Where is Europe’s Google or Tesla, its Alibaba or BYD? Amid the angst over the continent’s failure in recent decades to give birth to corporate world-beaters, a finger is often pointed at the EU’s rigorous merger rules. In his 2024 report on reviving competitiveness, former European Central Bank president Mario Draghi argued — among many other ideas — that EU competition policy should take more account of the need to stimulate innovation and create businesses able to compete globally. As the FT has reported, Brussels is now planning its biggest shake-up of its merger code for decades. But competition policy can only do so much.
The last big reform in 2004 put protecting consumers from soaring prices at the heart of merger policy. Vigorous intra-EU competition was prioritised as the best way to ensure dynamism. But the global context has been transformed. An overriding focus on price is less appropriate in the new world of powerful tech platforms and AI “hyperscalers”, which puts a premium on scale and huge investment in research and infrastructure. As proponents of reform warn, EU companies risk being structurally disadvantaged against US and Chinese rivals. Geopolitical risk also makes it more vital to secure supply chains, energy and materials.

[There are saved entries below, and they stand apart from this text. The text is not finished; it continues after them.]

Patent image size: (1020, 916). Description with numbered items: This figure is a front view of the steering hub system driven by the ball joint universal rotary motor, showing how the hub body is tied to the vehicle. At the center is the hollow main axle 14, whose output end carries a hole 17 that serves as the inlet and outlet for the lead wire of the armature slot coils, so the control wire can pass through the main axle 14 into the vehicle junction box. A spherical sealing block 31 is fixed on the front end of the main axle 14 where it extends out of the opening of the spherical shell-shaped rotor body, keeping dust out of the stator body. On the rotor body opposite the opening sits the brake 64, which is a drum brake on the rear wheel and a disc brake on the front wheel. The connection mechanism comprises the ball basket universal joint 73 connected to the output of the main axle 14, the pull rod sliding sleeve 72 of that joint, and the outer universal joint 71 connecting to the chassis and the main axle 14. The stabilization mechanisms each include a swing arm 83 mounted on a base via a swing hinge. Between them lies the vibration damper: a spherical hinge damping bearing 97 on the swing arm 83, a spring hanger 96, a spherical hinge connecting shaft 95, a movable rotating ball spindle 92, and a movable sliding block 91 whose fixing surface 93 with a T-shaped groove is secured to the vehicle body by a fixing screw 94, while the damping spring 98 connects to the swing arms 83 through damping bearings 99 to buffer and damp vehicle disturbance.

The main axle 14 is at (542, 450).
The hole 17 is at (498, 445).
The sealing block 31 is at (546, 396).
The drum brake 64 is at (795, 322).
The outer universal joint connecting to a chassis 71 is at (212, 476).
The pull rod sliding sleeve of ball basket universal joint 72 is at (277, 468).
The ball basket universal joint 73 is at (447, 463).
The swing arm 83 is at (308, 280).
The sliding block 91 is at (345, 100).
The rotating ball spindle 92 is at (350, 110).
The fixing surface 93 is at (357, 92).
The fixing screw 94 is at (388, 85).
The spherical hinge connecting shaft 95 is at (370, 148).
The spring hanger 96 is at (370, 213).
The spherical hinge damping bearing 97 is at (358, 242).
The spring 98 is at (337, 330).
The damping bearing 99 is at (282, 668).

There is a danger, though, of excessively loosening merger guidelines that were long seen as among the most successful parts of the EU’s regulatory regime. Size and consolidation should not become an end in themselves; bigger companies do not automatically invest more — having achieved market dominance, there can be a temptation to exploit their position. But draft guidelines drawn up by the European Commission, though subject to change through wrangling by member states, appear to strike a sensible balance.